I have a problem. The problem is that I emotionally cut myself off from things. My girlfriend Maya complains often that I do this, but of course I don't really feel much about it. One thing however, that does always manage to pull the strings of my (empty?) heart are accounts of war hero's. Perhaps I've inherited this from my mother, who on many occasion, I have wandered downstairs on a Sunday only to find her bawling over the images of old soldiers commemorating there lost buddies.

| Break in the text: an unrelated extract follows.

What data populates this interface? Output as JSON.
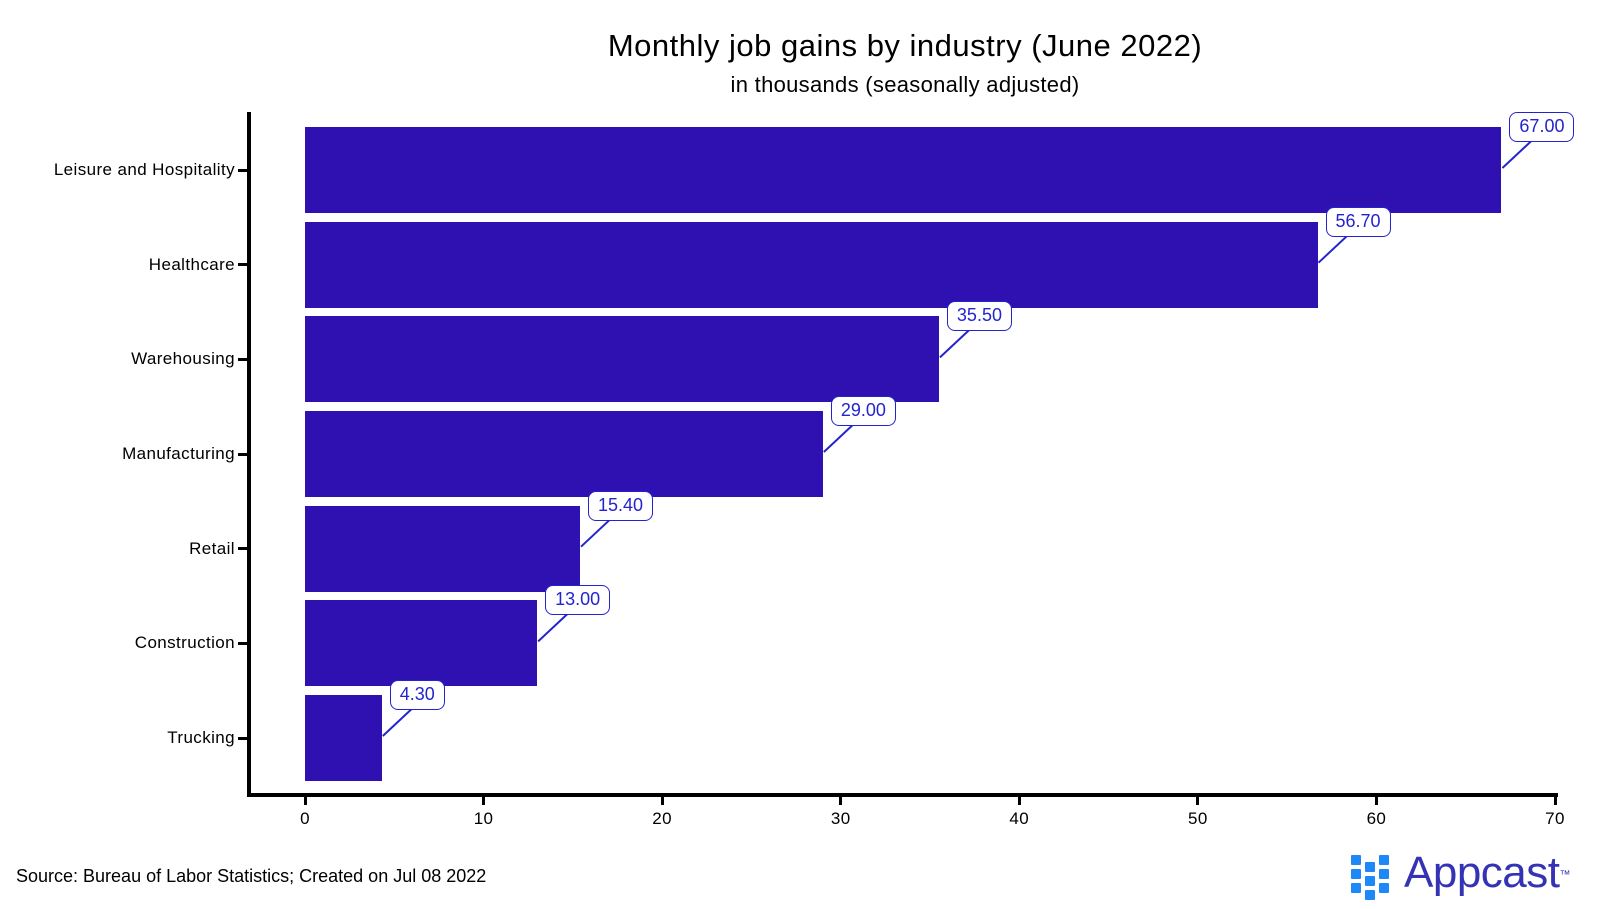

It is to this end that i find myself writing this article. Having read today's Times obituaries, something that i like to do (it feeds my complex about under achievement, leading to depression and an inability to get on with what I'm supposed to be doing), -the joys of which I will expunge in further detail on another blog edition I'm sure - I was once again drawn into melancholy. The first obituary was of Petty Officer William Laity. Twice sunk, on the first occasion swimming for four and a half hours, most of the time supporting a wounded mate, who eventually died from blood loss, he was finally plucked from the sea near Crete wearing nothing more than some underwear and a single sock. The second time his ship was sunk, he battled through smoke and flames to rescue a friend - despite the fact that he himself was badly burnt- who died on the upper deck. The thing that really gets to me, is that despite all his abundant heroism, which under any normal circumstance would warrant a National lauding of such bravery, was only seen fit to be honoured by being mentioned in dispatches.

The second obituary tells the story of Ron Bowey, who in 2004 went on a trip to pay his respects to his 3 murdered comrades in Malaysia. Ron himself was an exceptional human being, but in the article, it was the particular detail that after months of being tortured,giving away nominal information, on there way to their deaths, according to their executioners (who later committed suicide, an interesting fact in of itself) "the men had given an impressive display of light banter as they said their farewells to each other."

All the above always leads me to wonder how I would act under those circumstances. As it stands today, I'm a coward, riddled with meaningless insecurities and paranoia. You just never know, and please G-D non of us will ever have to.